1 - L'union fait la force

Le constat peut sembler terrible mais, pour Franck Cazenave, il est inconcevable pour un acteur de l'automobile, aussi important soit il, de pouvoir rattraper l'avance de Google en termes de cartographie numérisée et accessible en ligne. Lancé en 2004, Google Maps représente dix ans plus tard un total de 10 millions de kilomètres de routes digitalisées, soit un tiers des routes asphaltées dans le monde. Or, "la cartographie 3D est un élément clé dans la technologie du véhicule autonome", souligne Franck Cazenave.
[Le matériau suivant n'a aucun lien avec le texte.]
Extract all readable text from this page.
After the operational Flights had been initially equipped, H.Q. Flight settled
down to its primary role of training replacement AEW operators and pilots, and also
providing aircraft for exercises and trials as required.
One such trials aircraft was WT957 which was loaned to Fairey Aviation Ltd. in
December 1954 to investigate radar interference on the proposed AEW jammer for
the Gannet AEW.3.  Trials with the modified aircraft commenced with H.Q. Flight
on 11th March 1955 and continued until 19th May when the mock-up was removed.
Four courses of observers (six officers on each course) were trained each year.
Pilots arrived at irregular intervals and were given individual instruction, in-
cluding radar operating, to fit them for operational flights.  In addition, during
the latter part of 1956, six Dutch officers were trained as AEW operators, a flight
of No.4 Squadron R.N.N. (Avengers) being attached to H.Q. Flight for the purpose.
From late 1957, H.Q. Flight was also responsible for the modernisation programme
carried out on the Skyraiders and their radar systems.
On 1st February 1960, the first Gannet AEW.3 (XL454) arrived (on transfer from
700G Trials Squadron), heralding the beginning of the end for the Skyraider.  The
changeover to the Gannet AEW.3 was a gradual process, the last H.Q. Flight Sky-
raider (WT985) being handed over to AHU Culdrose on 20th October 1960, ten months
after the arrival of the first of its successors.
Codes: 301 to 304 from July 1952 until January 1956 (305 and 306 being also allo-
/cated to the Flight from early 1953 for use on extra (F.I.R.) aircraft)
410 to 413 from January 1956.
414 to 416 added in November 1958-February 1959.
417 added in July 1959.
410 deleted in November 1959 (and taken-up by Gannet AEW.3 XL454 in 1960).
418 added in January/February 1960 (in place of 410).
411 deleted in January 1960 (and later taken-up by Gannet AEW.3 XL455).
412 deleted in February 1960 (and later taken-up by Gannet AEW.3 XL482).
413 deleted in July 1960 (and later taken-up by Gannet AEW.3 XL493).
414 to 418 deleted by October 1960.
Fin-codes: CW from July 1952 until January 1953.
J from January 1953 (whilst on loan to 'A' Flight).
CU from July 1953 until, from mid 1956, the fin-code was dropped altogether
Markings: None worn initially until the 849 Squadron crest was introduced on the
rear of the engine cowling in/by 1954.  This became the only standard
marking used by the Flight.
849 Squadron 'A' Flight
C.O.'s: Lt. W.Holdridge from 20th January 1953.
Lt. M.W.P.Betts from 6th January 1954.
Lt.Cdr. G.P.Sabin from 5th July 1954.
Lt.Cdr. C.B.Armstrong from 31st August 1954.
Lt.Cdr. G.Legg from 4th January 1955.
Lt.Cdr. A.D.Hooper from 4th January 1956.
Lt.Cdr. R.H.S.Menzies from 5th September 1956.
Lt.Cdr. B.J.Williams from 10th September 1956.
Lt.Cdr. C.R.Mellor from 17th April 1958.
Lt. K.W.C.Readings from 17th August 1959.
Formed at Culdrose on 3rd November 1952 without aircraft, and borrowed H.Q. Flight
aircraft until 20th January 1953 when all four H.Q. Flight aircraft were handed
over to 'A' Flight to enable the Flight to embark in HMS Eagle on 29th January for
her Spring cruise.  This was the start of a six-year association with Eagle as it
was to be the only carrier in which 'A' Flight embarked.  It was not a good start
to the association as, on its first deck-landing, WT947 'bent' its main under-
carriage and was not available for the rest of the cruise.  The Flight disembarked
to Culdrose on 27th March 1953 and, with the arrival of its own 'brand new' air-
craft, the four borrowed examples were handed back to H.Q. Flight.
Pour lui, afin de faire émerger une alternative crédible à Google Maps, les grandes marques automobiles devraient unir leurs forces pour investir dans les services proposés par les outsiders Nokia Here et TomTom par exemple.

Si les constructeurs veulent vraiment s'imposer dans le véhicule autonome, il y a urgence : grâce à son avance dans la cartographie, les prototypes de voitures autonomes de Google avaient déjà parcouru fin 2013 plus d'un million de kilomètres, une expérience essentielle pour collecter des données et perfectionner ces modèles qui devraient apparaître sur le marché avant 2020. Avec 25 véhicules de tests autorisés à circuler depuis septembre 2014, Google dispose d'un potentiel de 3 à 5 millions de kilomètres de tests par an. De quoi largement conforter son avance...

2 - Couper les ponts avec Google

Franck Cazenave en est persuadé : à l'instar d'Android dans les smartphones, Android Auto sera le cheval de Troie de Google dans l'automobile. Dans ces conditions, il estime par exemple que la position de Renault ne tient pas la route. Son patron, Carlos Ghosn, ne peut pas déclarer qu'il ne veut pas devenir un simple "fournisseur de carrosserie" pour Google et, dans le même temps, que son groupe accueille à bras ouverts le système embarqué de son futur concurrent.

Car pour Renault (et les autres constructeurs membres de l'Open Automotive Alliance rassemblant les partenaires d'Android Auto), le risque est tout simplement de perdre la main sur les données générées par les véhicules. Un arbitrage entre intérêt à court et moyen/long terme en résumé : à l'heure actuelle, difficille de résister à une étiquette "Android Auto" - ou CarPlay côté Apple - qui fera forcément vendre, ces solutions ayant déjà démontré leur succès auprès du grand public. Mais, à plus long terme et avec la généralisation et la multiplication des services proposés aux occupants d'un véhicule, les constructeurs se priveraient d'une importante source de revenus liées à la monétisation des données. Sur le marché du smartphone, Samsung l'a bien compris et, après avoir utilisé Android, le géant coréen se tourne désormais vers son OS maison Tizen pour ses futurs modèles de téléphones.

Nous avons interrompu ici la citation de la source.